Russell Campbell Jones
Russell Jones was supported by a Wool Industry Fund Scholarship for his undergraduate studies, Parke, Davis & Co for PhD studies, an NIH Postdoctoral Fellowship at Cornell University and a Ford Foundation Fellowship at the Institute of Zoology, Zoological Society of London. In 1972 he was appointed a foundation lecturer at the University of Newcastle where he established undergraduate courses and research in reproduction.

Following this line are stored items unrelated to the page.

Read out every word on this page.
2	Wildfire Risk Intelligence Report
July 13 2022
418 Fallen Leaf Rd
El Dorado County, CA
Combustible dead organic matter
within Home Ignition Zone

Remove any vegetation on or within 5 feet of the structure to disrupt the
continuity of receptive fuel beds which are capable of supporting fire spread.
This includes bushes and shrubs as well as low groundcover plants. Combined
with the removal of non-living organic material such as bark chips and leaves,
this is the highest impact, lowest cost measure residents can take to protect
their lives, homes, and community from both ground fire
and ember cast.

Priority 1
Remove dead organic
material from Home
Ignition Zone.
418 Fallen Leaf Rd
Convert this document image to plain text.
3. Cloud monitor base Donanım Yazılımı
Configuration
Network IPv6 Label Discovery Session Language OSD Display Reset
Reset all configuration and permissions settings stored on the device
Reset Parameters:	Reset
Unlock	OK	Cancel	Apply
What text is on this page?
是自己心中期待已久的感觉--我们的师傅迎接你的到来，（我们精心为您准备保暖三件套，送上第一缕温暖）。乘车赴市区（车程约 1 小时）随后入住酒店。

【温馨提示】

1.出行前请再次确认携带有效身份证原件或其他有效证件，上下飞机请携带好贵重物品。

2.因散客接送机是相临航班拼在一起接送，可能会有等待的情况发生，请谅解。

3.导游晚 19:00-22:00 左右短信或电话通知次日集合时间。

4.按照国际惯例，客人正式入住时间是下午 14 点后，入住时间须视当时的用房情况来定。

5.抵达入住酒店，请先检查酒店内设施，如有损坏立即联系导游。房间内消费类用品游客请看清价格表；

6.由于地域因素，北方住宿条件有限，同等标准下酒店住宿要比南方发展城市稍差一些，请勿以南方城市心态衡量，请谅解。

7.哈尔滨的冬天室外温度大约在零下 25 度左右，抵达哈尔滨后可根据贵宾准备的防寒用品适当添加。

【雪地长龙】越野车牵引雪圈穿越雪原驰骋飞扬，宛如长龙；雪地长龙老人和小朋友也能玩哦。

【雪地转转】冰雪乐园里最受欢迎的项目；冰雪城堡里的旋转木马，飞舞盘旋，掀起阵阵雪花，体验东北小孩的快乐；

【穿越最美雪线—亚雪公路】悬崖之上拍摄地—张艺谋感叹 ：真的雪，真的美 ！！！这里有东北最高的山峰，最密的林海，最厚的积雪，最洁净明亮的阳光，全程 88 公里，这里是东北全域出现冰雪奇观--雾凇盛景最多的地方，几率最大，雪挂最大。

Jones’s undergraduate studies examined methods for deep-freezing and inseminating ram semen. As part of the artificial breeding programme at the Institute of Zoology he resolved the ultrastructural damage to sperm during storage in vitro and the nature of changes to their membranes during epididymal maturation, and established methods for collecting and freezing semen from wild elephants. Research at Newcastle focused on the vertebrate epididymis, particularly to determine its role in sperm production for the wide variety of mating strategies. Ultrastructure and endocrine studies identified analogous regions of the epididymis of selected model animals (Port Jackson shark, platypus and echidna, tammar wallaby, African elephant, laboratory rat, mouse and rabbit and Japanese quail), and provided a modern interpretation of the evolution of the vertebrate epididymis, including the interpretation that it evolved as part of male strategies to achieve paternity in competitive mating systems. Studies on the rat with John Clulow demonstrated the importance of the efferent ducts in fluid and solute transport in the epididymis and mechanisms and control of the process.